Thae Yong-ho, one of the most senior North Korean officials known to have defected from the brutal dictatorship, stated this week what has long been surmised: “Senior officials know that this system can’t continue.”

But senior officials in China seem unwilling to confront this reality.

Flags of China and North Korea are seen outside the closed Ryugyong Korean Restaurant in Ningbo, Zhejiang province, China, in this April 12, 2016 file photo. © 2016 Reuters


Indeed, in December 2016, when the United Nations General Assembly adopted a consensus resolution condemning rampant and well-documented human rights violations in North Korea, China dissociated itself from that consensus. It again opposed “pressure and country-specific resolutions,” and again repeated a nakedly disingenuous call for “dialogue,” knowing full well Pyongyang has consistently refused to engage on rights issues with the UN Security Council, or even with the UN special rapporteur on human rights in North Korea.

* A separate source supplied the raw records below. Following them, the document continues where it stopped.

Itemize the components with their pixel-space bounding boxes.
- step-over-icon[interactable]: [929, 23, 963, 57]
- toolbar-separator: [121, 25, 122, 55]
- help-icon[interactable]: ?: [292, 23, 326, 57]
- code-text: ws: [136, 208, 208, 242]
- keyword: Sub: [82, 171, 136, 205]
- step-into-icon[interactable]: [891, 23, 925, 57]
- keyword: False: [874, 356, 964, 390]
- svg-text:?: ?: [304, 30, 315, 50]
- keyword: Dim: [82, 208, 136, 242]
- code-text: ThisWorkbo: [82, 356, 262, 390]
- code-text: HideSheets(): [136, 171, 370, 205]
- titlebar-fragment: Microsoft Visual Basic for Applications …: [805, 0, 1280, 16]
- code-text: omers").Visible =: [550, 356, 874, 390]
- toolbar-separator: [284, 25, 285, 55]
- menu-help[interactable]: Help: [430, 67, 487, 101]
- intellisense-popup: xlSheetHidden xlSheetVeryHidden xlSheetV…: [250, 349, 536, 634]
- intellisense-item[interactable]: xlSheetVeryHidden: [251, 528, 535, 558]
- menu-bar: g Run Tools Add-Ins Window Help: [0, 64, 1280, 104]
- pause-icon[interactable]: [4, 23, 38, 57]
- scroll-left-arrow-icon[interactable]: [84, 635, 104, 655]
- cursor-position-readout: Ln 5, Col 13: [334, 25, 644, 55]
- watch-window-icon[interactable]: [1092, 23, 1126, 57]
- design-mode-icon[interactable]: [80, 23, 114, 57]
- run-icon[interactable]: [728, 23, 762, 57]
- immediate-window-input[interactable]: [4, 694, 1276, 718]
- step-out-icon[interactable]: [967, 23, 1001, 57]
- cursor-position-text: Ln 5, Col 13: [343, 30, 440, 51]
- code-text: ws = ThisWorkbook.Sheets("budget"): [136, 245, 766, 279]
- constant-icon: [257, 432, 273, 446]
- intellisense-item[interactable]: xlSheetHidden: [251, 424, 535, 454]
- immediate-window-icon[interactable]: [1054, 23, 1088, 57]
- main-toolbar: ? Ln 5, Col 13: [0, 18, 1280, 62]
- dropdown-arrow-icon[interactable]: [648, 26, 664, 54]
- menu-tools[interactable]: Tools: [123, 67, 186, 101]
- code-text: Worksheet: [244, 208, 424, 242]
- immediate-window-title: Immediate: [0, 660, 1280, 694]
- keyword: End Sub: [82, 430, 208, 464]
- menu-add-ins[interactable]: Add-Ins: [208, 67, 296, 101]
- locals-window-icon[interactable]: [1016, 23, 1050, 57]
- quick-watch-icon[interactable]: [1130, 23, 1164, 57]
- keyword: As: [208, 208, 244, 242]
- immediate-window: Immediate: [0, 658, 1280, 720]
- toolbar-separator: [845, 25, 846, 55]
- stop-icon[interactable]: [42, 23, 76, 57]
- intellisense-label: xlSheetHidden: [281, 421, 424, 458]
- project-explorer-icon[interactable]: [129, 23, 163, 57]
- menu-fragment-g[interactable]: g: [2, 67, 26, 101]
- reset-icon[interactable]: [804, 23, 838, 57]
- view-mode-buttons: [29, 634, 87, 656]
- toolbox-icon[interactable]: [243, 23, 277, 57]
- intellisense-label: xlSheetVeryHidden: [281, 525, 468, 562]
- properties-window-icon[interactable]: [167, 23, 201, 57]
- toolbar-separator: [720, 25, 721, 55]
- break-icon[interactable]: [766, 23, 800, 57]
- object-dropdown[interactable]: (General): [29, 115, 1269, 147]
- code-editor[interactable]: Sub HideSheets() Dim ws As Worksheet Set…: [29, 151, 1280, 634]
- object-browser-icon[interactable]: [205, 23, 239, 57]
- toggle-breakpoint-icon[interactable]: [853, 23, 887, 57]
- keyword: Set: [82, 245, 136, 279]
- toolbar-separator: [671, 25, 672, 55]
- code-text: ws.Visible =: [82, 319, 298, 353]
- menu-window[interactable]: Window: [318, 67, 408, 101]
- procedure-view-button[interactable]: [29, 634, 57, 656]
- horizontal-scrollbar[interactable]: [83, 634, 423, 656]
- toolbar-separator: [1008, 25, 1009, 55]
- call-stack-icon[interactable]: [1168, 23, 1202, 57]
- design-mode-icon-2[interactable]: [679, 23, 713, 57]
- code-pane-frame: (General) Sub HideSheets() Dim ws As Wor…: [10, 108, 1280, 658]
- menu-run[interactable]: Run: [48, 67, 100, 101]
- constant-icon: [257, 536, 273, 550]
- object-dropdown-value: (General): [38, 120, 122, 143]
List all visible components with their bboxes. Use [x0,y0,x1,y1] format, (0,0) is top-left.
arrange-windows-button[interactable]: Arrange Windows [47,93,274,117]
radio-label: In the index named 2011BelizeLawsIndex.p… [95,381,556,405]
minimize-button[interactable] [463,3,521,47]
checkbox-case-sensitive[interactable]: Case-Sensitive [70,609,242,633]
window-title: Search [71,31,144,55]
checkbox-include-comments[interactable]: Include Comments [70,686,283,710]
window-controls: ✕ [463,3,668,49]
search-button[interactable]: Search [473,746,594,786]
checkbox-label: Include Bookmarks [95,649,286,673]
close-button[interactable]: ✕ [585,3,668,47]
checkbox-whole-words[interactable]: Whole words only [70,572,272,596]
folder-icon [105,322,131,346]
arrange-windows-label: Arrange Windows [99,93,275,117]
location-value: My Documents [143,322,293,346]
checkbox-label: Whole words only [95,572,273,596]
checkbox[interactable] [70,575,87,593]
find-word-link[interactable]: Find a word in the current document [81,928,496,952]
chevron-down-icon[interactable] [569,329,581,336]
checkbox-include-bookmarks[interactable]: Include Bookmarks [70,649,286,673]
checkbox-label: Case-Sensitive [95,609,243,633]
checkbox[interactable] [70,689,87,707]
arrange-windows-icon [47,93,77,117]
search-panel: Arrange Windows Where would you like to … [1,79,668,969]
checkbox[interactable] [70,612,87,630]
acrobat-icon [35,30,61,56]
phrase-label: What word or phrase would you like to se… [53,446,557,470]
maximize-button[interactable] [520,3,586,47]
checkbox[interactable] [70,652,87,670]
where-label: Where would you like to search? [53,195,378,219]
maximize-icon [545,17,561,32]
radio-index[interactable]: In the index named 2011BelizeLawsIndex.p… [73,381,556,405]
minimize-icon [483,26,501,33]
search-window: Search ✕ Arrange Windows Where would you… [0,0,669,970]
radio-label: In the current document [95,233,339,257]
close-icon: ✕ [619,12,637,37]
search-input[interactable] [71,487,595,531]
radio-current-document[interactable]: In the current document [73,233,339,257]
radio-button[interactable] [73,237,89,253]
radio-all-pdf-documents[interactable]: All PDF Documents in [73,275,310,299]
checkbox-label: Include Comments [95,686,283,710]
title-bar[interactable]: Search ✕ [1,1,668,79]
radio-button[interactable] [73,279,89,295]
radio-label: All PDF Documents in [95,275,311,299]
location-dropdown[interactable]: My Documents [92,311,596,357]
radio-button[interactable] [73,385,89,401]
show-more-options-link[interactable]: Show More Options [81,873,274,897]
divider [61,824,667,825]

Beijing also shows little if any interest in “dialogue” with North Koreans fleeing persecution and oppression. Those who manage to escape to China are highly vulnerable to being detained and forcibly returned to face torture and other serious abuses. Chinese authorities refuse to allow representatives of the UN High Commissioner for Refugees access to North Koreans seeking asylum, denying them critically important protection as refugees. North Koreans who remain in China have little hope of gaining any sort of status there, even if they marry Chinese citizens.

No other government has done more to enable Pyongyang’s abuses than China. Fearing a collapse of the North Korean government that might bring a unified, democratic Korea to China’s borders, Beijing has long argued for the status quo. It has made it clear at the Security Council that it would veto any effort at international accountability through referring the situation in North Korea to the International Criminal Court. It has refused to cooperate with the investigations by the UN Commission of Inquiry into gross human rights violations in North Korea. China has supported some economic sanctions on North Korea, but not to the extent that Pyongyang’s ability to inflict harm on its people is significantly undermined.

And all the while, ordinary North Koreans continue to endure horrific human rights violations – murder, rape and sexual violence, torture, arbitrary detention, and starvation – with little hope the government officials responsible will be held accountable. They too would presumably like to engage in a human rights dialogue: one that forces both North Korean and Chinese leaders to answer for decades of indifference to their plight.

Dialogue with North Korea on human rights remains a pipe dream, designed to mask Beijing’s preferred status quo. But even senior officials in Pyongyang know that the government’s repression cannot continue indefinitely. Beijing would do well to face that reality.